In the Kyiv-based "Fakty" on 7 December, Kravchuk added an interesting detail to the meeting in the Belavezha Forest. "After we considered everything in the evening of 7 December in Belavezha, Yeltsin ordered his team to draft a document -- a statement or declaration. We had not yet decided on a name for the document. Yeltsin's aides wrote that document and left it for a woman to type it up in the morning (we had only one typist in the Belavezha Forest). Since her office was already locked, they slid the document into the office through a slit under the door. But in the morning the typist said: 'I haven't found anything.' There was no document! It turned out that a cleaning woman, who came to the office earlier, saw some papers on the floor and swept them away. Korzhakov [first deputy chief of Russia's Main Protection Directorate] was sent to look for the missing document... Frankly speaking, I didn't know then that the draft agreement was lost. I was told about that only recently by [former Russian Foreign Minister] Andrei Kozyrev."

Kravchuk dismissed the rumors circulating especially among post-Soviet communists that Yeltsin was talked into signing the Belavezha Agreement after he had too much to drink. "We came to the forest on 7 December in the evening. We had a dinner. During the dinner -- yes! -- there was Belavezha vodka [Belarus's fine herbal vodka] there. I drank it, too. I don't know what Yeltsin was doing after we parted. But on 8 December in the morning, when we met to work on the document, Yeltsin was as sober as a judge. I don't exaggerate! He was in good form, vigorous, he had ideas... All of us [present there] saw him and everybody can confirm that Yeltsin and all of us were fully aware [of what we were doing]."
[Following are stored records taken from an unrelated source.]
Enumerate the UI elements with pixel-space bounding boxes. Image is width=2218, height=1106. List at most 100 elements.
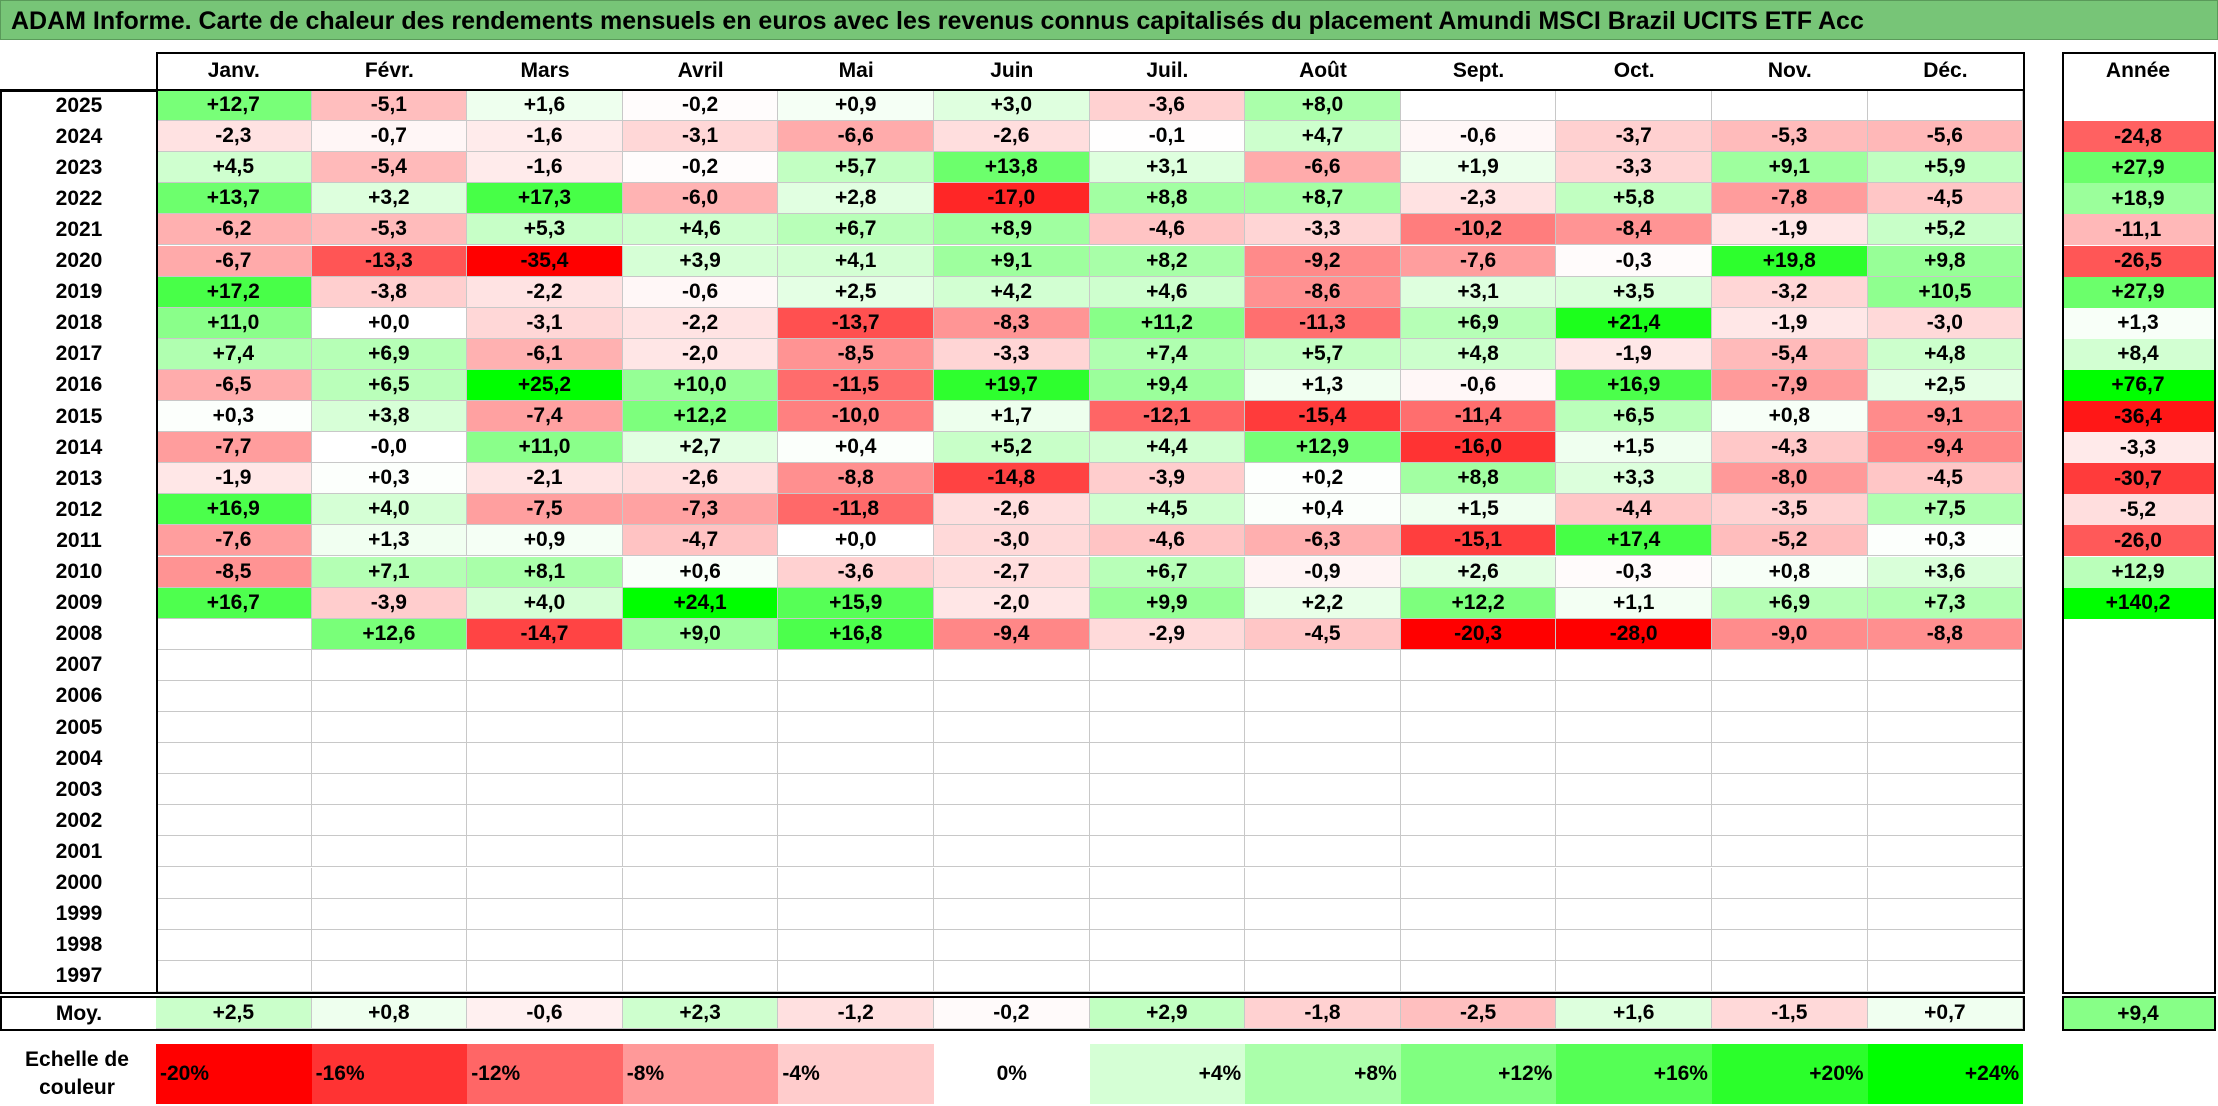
legend-swatch: -16% (311, 1044, 468, 1104)
row-year-label: 2007 (55, 653, 103, 677)
heatmap-cell (311, 649, 468, 681)
heatmap-cell (934, 774, 1090, 806)
heatmap-cell: -3,6 (1089, 90, 1246, 122)
annual-cell: +18,9 (2062, 183, 2214, 215)
average-cell: -1,8 (1245, 998, 1401, 1029)
heatmap-cell: -9,2 (1245, 245, 1401, 277)
annual-cell: -3,3 (2062, 432, 2214, 464)
heatmap-cell (1556, 90, 1712, 122)
heatmap-cell (156, 649, 312, 681)
heatmap-cell (778, 960, 934, 992)
header-separator (0, 89, 2026, 91)
heatmap-cell: +4,0 (311, 494, 468, 526)
heatmap-cell (311, 774, 468, 806)
annual-cell (2062, 618, 2214, 650)
heatmap-cell: +16,8 (778, 618, 934, 650)
heatmap-cell: -2,0 (934, 587, 1090, 619)
heatmap-cell: +0,0 (311, 307, 468, 339)
annual-cell: -11,1 (2062, 214, 2214, 246)
heatmap-cell (1867, 960, 2024, 992)
annual-cell (2062, 712, 2214, 744)
heatmap-cell: +19,7 (934, 369, 1090, 401)
heatmap-cell: -1,9 (1556, 338, 1712, 370)
heatmap-cell: -0,3 (1556, 245, 1712, 277)
annual-cell (2062, 743, 2214, 775)
annual-cell (2062, 805, 2214, 837)
heatmap-cell: +3,3 (1556, 463, 1712, 495)
heatmap-cell: +2,7 (622, 432, 779, 464)
heatmap-cell: -5,4 (1712, 338, 1868, 370)
row-year-label: 2002 (55, 808, 103, 832)
heatmap-cell (1556, 867, 1712, 899)
heatmap-cell: -7,9 (1712, 369, 1868, 401)
heatmap-cell: +0,3 (1867, 525, 2024, 557)
heatmap-cell (156, 712, 312, 744)
heatmap-cell: +0,3 (156, 401, 312, 433)
month-header: Févr. (364, 59, 414, 82)
annual-cell: +8,4 (2062, 338, 2214, 370)
annual-cell: +76,7 (2062, 369, 2214, 401)
heatmap-cell: -4,7 (622, 525, 779, 557)
month-header: Mars (520, 59, 570, 82)
heatmap-cell (1712, 867, 1868, 899)
row-year-label: 2020 (55, 249, 103, 273)
row-year-label: 1998 (55, 933, 103, 957)
heatmap-cell (1245, 836, 1401, 868)
row-year-label: 2015 (55, 404, 103, 428)
heatmap-cell: -1,9 (1712, 307, 1868, 339)
heatmap-cell (778, 680, 934, 712)
heatmap-cell (934, 805, 1090, 837)
heatmap-cell (934, 712, 1090, 744)
row-year-label: 2016 (55, 373, 103, 397)
heatmap-cell (778, 774, 934, 806)
average-cell: +2,5 (156, 998, 312, 1029)
legend-swatch: -12% (467, 1044, 623, 1104)
heatmap-cell: -10,0 (778, 401, 934, 433)
heatmap-cell: -2,6 (934, 494, 1090, 526)
average-cell: +0,7 (1867, 998, 2024, 1029)
row-year-label: 2012 (55, 497, 103, 521)
heatmap-cell (156, 929, 312, 961)
heatmap-cell (1867, 743, 2024, 775)
row-year-label: 2017 (55, 342, 103, 366)
heatmap-cell: +1,5 (1400, 494, 1557, 526)
heatmap-cell: +6,9 (1712, 587, 1868, 619)
heatmap-cell (1245, 960, 1401, 992)
heatmap-cell: +2,8 (778, 183, 934, 215)
heatmap-cell: -13,7 (778, 307, 934, 339)
heatmap-cell (1245, 774, 1401, 806)
heatmap-cell (467, 743, 623, 775)
annual-cell (2062, 649, 2214, 681)
heatmap-cell (622, 649, 779, 681)
heatmap-cell (1712, 90, 1868, 122)
heatmap-cell (1089, 929, 1246, 961)
heatmap-cell (1089, 805, 1246, 837)
heatmap-cell (1556, 649, 1712, 681)
heatmap-cell (1089, 743, 1246, 775)
heatmap-cell: -2,2 (622, 307, 779, 339)
heatmap-cell: -1,6 (467, 121, 623, 153)
heatmap-cell: -5,1 (311, 90, 468, 122)
heatmap-cell: -3,3 (934, 338, 1090, 370)
heatmap-cell: -2,6 (622, 463, 779, 495)
heatmap-cell: -4,3 (1712, 432, 1868, 464)
heatmap-cell: -3,0 (934, 525, 1090, 557)
heatmap-cell: -14,7 (467, 618, 623, 650)
heatmap-cell (1245, 929, 1401, 961)
heatmap-cell (622, 680, 779, 712)
heatmap-cell: -7,7 (156, 432, 312, 464)
heatmap-cell (1556, 836, 1712, 868)
heatmap-cell: -3,3 (1245, 214, 1401, 246)
heatmap-cell: +4,0 (467, 587, 623, 619)
heatmap-cell: -3,1 (622, 121, 779, 153)
heatmap-cell: +6,9 (1400, 307, 1557, 339)
row-year-label: 2023 (55, 155, 103, 179)
heatmap-cell (1556, 712, 1712, 744)
heatmap-cell (156, 805, 312, 837)
heatmap-cell: +0,9 (467, 525, 623, 557)
heatmap-cell: -8,8 (1867, 618, 2024, 650)
heatmap-cell: +3,0 (934, 90, 1090, 122)
heatmap-cell: -3,9 (1089, 463, 1246, 495)
annual-cell (2062, 774, 2214, 806)
heatmap-cell (156, 743, 312, 775)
Kravchuk underscored the impact of Ukraine's independence referendum on the adoption of the Belavezha Agreement. A week earlier, on 1 December 1991, more than 90 percent of Ukrainians supported the country's independence in a referendum. The same day, Kravchuk was elected as the first president of independent Ukraine with some 63 percent of the vote.

"I said there: Ukraine voted for independence and elected me as president. So, may I have a position different from that of the people? [It would be] ridiculous. Therefore, I am obliged to act as the people willed... In other words, the 1 December referendum had a historic importance. If there had been no Ukrainian referendum, the Belavezha Forest meeting would have produced no result," Kravchuk said.

After the agreement was signed, Yeltsin telephoned U.S. President George Bush and told him what had happened. And then Shushkevich briefed Gorbachev.

"He [Gorbachev] inquired in a very haughty manner, 'Have you considered how the world will react?' I said Yeltsin was on the phone to Bush and he had taken it well," Shushkevich told Reuters.

Today, Shushkevich assesses the Belavezha Agreement as historic not only for Belarus and Ukraine, but also for Russia itself. Until that day, Russia -- which was automatically associated or even identified with the Soviet Union -- did not exist as a separate political entity.

"The Belavezha Agreement has an all-important, historic significance in terms of our sovereignty. For the first time in the past 200 years, Russia recognized Belarus's independence, as well as that of Ukraine. This is what the Belavezha Agreement meant to me and Kravchuk. But we also recognized the independence of Russia -- her independence from the Soviet Union. So here you have the [whole] meaning of the Belavezha Agreement," Shushkevich told "Nasha svaboda."